A. Hydraulic line from the master cylinder to the 90 degree angle fitting: # 31481
B. 90 degree angle fitting between the "L-shaped" line and the long hydraulic line that's beneath the car: # 31481B
C. Clips between long hydraulic line and the line near the slave cylinder that attach the line to the body
D. Flexible hydraulic line: # 31481A
E. Short hydraulic line between flexible line and slave cylinder: # 31482
F. Hydraulic line for slave cyklinder bleeder: # 31407
6. Transmission control cable/Slave cylinder mounting bracket for shift cables that bolts onto the transmission: # 33823 & 33826A
7. Rear transmission mounting bracket (May be the same used on the auto(?))

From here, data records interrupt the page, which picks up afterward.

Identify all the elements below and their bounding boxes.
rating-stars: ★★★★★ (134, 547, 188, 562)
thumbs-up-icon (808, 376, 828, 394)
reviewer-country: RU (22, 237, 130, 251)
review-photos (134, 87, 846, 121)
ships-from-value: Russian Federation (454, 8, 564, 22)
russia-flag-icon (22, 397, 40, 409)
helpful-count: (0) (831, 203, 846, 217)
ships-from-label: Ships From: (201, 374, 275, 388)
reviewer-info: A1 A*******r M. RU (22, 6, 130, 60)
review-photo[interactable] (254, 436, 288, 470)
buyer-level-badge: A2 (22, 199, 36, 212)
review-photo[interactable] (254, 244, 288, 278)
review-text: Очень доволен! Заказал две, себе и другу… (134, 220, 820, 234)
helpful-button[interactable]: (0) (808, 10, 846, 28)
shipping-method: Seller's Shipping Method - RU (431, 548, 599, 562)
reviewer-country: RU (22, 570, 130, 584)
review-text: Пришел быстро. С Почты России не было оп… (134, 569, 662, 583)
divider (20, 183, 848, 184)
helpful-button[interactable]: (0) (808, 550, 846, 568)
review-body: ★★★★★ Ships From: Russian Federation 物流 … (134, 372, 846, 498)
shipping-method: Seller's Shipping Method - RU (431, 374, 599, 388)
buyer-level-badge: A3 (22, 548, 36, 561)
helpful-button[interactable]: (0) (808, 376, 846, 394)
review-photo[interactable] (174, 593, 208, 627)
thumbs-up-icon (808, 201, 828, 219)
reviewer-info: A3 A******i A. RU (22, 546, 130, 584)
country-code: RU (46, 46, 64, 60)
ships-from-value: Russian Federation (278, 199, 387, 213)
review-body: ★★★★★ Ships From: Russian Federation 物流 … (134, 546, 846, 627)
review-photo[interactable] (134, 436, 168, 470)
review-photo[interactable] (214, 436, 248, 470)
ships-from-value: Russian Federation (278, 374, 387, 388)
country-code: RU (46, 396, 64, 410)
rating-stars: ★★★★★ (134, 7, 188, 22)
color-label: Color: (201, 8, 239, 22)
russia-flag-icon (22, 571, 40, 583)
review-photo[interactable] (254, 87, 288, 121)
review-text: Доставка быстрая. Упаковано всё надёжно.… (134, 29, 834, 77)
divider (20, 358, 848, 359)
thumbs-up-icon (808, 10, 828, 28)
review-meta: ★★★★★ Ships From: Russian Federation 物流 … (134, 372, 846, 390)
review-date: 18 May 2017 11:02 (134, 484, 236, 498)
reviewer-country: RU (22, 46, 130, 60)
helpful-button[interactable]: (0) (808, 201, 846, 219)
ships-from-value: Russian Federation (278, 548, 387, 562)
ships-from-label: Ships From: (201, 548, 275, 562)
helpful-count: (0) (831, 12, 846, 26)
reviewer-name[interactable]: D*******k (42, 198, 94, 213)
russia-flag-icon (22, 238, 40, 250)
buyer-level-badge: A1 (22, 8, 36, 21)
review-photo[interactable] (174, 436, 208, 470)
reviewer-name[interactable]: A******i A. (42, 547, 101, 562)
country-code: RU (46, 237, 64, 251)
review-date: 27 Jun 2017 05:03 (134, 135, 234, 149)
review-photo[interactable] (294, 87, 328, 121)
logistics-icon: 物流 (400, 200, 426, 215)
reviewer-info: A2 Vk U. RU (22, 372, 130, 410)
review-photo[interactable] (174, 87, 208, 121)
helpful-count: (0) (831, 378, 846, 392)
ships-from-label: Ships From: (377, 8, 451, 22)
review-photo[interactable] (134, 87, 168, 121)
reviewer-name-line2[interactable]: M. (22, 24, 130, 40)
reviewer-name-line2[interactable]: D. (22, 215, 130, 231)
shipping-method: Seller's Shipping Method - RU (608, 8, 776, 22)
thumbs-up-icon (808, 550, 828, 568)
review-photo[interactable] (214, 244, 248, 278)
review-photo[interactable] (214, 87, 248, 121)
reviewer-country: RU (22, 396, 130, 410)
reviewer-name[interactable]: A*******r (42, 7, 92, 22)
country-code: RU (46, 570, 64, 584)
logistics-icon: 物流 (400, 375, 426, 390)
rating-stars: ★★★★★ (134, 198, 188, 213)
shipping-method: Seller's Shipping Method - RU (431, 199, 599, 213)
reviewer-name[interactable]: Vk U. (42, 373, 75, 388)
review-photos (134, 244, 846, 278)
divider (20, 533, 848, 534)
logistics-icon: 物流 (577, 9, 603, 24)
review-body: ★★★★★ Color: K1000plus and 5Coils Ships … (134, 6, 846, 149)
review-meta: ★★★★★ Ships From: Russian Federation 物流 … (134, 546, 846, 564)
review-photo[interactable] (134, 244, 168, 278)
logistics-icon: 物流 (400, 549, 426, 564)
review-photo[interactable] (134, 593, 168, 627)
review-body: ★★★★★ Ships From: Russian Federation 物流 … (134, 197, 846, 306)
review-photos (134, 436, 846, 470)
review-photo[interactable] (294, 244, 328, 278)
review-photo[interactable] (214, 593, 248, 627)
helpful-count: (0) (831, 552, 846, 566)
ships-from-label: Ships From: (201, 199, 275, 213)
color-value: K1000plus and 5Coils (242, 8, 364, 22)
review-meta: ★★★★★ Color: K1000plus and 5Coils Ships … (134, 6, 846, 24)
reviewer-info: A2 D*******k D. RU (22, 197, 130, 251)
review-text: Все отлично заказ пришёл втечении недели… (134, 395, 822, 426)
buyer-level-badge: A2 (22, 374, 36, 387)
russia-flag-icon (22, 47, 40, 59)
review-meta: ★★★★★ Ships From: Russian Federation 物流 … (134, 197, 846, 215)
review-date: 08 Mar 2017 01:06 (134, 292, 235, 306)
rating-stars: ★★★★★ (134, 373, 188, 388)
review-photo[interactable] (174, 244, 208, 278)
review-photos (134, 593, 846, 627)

8. Left and right drive shafts from a car with manual transmission (the drive shafts on the automatic transmission have a smaller constant velocity joint hub and the bolt pattern of the hub won't fit the manual transmission)
9. Shift lever, knob and mounting bracket
10. Shift lever boot (including the rectangular wire)
11. Shift cables (check for wear)
12. Rubber seal for shift cables through firewall (Grommet: # 33821A, Dust retainer: # 33574F)
13. Brake pedal from manual transmission car
14. Clutch pedal assembly: # 31301, and mounting bracket: # 31305
15. All the nuts, bolts, and clips that held all this stuff together
16. Instrument panel and plastic part around it to get rid of the ECT switch (Although you might want to keep the switch for other purposes) and add the volt meter that's on the M/T car's instrument panel
17. ECU from the same year M/T car (1985 and 1986 are the same. The A/T ECU will work without any problems
NEW PARTS BOUGHT:
1. Clutch pressure plate
2. Clutch disc
3. Throwout bearing
4. Transmission fluid
5. Hydraulic brake fluid
6. Electrical connectors
7. Cotter pins for the drive shafts
8. Rear transmission rubber isolator (Good time to inspect/replace all isolators for wear/tears)
The auto MR2 has almost all the attachment points for the conversion already in place. All you have to drill is three holes to mount the master cylinder and the clutch pedal assembly. Fortunately, one of the two panels that make up the firewall already has the hole punched out for the master cylinder and mounting studs. You just have to drill out the second panel to the same diameter.